If history is in fact written by the victors, it’s safe to assume baseball’s Steroid Era will endure a fair bit of revisionist history. Why? The guilty keep winning and the powers-that-be in Major League Baseball don’t seem to care to take any drastic action.
Then again, why would they? They’ve got a multi-billion dollar enterprise. Besides, they’re a business, not a platform for higher moral standards.
The next generation of baseball fans be damned.
With a new World Series champion to be crowned in a months’ time, four teams remain in contention. In listening to and reading the critics, there’s one match-up that many are hoping for: New York Yankees vs. Los Angeles Dodgers.
And why wouldn’t they? From a media standpoint, the story lines abound:
• Tradition – They’re two iconic clubs, among the oldest and most storied in the game, and also have two of the largest fan bases.
• History – The teams once shared city borders when the Dodgers were based in Brooklyn. The team relocated across the country in 1958.
• The Torre Factor – Estranged Yankees manager Joe Torre traded pinstripes for Dodger blue after not being resigned by the club he led for 12 seasons.
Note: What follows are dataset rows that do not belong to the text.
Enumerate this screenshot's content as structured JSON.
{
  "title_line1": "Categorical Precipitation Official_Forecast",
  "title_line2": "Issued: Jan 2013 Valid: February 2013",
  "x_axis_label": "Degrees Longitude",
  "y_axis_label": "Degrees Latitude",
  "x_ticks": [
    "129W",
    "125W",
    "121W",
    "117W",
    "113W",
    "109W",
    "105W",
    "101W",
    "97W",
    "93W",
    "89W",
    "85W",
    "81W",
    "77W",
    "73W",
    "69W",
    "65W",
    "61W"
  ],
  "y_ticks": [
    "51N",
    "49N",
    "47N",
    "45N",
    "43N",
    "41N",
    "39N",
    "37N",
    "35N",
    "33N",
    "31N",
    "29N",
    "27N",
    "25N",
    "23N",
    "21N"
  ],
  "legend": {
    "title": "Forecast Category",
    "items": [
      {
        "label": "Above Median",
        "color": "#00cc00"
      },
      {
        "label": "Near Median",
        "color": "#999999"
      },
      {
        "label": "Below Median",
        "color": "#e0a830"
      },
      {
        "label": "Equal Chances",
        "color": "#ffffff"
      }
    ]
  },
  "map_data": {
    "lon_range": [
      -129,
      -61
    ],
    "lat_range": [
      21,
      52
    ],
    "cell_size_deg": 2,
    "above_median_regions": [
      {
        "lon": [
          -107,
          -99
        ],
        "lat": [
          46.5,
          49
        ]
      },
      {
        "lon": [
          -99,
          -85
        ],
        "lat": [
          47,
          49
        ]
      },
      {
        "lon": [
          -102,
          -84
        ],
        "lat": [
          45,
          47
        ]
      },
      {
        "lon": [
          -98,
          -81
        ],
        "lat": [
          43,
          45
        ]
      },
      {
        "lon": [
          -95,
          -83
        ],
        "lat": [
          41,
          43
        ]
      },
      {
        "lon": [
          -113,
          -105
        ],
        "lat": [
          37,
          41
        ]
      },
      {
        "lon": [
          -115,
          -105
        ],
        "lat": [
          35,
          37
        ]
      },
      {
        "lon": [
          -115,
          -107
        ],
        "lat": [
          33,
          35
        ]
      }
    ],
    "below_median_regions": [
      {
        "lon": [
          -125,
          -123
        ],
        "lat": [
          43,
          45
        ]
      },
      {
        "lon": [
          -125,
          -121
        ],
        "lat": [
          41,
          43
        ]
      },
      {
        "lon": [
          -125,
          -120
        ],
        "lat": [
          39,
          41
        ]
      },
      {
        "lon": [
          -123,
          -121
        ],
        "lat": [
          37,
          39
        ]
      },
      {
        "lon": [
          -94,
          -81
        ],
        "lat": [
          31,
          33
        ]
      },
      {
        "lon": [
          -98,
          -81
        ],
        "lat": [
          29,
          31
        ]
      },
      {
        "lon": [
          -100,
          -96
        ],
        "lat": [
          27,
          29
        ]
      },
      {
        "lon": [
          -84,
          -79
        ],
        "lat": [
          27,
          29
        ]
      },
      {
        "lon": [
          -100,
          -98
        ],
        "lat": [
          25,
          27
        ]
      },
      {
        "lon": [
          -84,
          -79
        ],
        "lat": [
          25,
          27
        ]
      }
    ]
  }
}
Despite four World Series titles, six American League pennants and a playoff appearance each season, he was allowed to walk.
Then there’s that other issue that somehow seems to get swept aside when ratings and ad dollars are at stake: Performance Enhancing Drugs. Along with the host of story lines, the two teams also have two of the most recognizable known performance enhancement users on their rosters: the Yankees’ Alex Rodriguez and the Dodgers’ Manny Ramirez.
According to some, one of the validating factors of a Yankees-Dodgers series is that it will signal the beginning phase of closure to the Steroid Era.
What?
The cloud of uncertainty surrounding the past 15 years of baseball is nowhere near dissipating as names continue to be leaked from the infamous 2003 survey testing list, and yet, there are already talks of closure? Both Rodriguez and Ramirez were outed in the past six months, and both continue to collect hefty salaries and play for postseason accolades. And yet, there are talks of progress?
The only certainly to date is that an entire generation of fans of this country’s national pastime has been exposed to a tainted slate of broken records, champions and high-profile stars. And it’s a period that is irrevocably lost to court proceedings and lies.
What does a dad say to a son who dreams of one day playing in the big leagues? To whom do they point as an example of what’s right with baseball? Most every big name that has had a period of success has been assigned the scarlet letter ‘C’, for cheater.
Stringent drug testing procedures are now in place, and seem to be having an effect, reflected in those players who’ve undergone a makeover in statistical matter. But what message does that send to the fans and their lingering feelings of being deceived?
Get over it.
The message sent to the future millionaires of MLB, on the other hand, is this: “Run and hide. Change your ways. We won’t ask, we won’t tell. Just don’t do it again or we’ll suspend you for a little while and you can go off and enjoy the millions of dollars that you’ve unethically earned to the dismay of millions of viewers.”
No doubt that the MLB playoffs bring a heightened sense of drama and enjoyment to sports fans across the country, but that shouldn’t be enough to hide what’s really going on. If enough people say steroids are a thing of the past, hopefully we’ll get over it, right?
Wrong.
A common happening in the ebb and flow of professional sports teams is rise and fall, success and failure, dominance and rebuilding. Following the height of the Mark McGwire-Sammy Sosa duel of 1998 in breaking Rogis Maris’ revered home run record – which resulted in returning baseball to national sports prominence – the mighty have since fallen.
And so baseball enters a collective era of rebuilding. Rebuilding legitimacy. Rebuilding a fanbase. Rebuilding faith in its product. Baseball has long stood as sacred ground in the annals of American sports, but the luster is long gone. Now it’s on the MLB to right its wrongs and do so in a way that treats its paying customers in a way they deserve.
Written for my Personal & Professional Style class at JSchool at Columbia University.